Kinder und Betrunkene sprechen die Wahrheit, sagt man. Auf Jair Netanjahu, Sohn des israelischen Ministerpräsidenten, treffen die ersten beiden Eigenschaften zu. Die dritte auch? Die Frage bringt den Regierungschef gerade in Erklärungsnot.

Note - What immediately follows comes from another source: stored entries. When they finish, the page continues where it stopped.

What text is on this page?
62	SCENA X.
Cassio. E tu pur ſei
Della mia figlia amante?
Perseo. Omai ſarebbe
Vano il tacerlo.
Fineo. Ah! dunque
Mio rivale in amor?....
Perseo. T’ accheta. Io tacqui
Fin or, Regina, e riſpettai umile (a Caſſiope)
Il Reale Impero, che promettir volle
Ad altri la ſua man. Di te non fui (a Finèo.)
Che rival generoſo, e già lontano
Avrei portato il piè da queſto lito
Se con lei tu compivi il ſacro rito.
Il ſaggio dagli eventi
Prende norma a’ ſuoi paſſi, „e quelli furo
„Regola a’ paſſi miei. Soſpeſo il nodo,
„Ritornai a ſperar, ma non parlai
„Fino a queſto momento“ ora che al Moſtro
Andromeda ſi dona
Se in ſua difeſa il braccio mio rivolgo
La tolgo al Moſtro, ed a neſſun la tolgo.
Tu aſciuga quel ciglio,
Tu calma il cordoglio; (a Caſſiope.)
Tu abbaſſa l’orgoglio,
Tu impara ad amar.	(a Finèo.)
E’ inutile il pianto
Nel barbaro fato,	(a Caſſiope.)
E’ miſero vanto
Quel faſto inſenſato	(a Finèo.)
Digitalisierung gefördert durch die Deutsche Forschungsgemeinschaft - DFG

Ein TV-Sender spielte eine Aufnahme ab, auf der Jair hörbar angetrunken mit dem Sohn von Kobi Maimon spricht, einem der reichsten Geschäftsleute des Landes.

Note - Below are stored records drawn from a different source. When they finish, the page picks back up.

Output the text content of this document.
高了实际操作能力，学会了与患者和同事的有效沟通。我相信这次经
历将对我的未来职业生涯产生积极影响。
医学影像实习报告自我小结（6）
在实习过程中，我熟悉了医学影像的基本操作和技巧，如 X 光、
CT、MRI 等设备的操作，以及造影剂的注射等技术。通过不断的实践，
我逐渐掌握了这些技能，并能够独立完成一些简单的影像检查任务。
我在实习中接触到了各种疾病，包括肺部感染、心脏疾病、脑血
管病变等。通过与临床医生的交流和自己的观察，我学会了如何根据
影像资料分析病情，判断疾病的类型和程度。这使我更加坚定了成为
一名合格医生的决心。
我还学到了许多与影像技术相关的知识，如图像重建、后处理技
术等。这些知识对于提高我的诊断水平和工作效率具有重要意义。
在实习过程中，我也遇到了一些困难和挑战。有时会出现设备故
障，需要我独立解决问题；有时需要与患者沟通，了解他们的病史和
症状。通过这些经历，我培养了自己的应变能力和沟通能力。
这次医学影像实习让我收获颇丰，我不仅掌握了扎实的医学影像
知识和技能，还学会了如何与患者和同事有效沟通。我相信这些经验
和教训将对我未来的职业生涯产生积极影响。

In dem Gespräch geht es um Stripperinnen und Prostituierte - aber auch um einen Deal: "Mein Vater hat Deinem Vater 20 Milliarden organisiert, dann kannst Du mir ja wohl 400 Schekel geben", sagt Jair Netanjahu zu Nir Maimo.
Offenbar bezieht sich der Sohn des Ministerpräsidenten auf einen Vertrag über die Ausbeutung des im Mittelmeer vor der Küste Israels entdecken Erdgasfeldes Tamar. Kobi Maimon ist einer der reichsten Geschäftsleute Israels. Er ist ein wichtiger Anteilseigner von Isramaco, einer der an dem Gasförderprojekt beteiligten Firmen.
Kritiker werfen Netanjahu vor, bei den Verträgen über die Nutzung des Offshore-Gasfeldes bestimmte Unternehmen bevorzugt zu haben.
Sein Sohn entschuldigte sich öffentlich und sagte, er habe nur einen Scherz gemacht. "Jeder, der ein wenig gesunden Menschenverstand hat, versteht das richtig."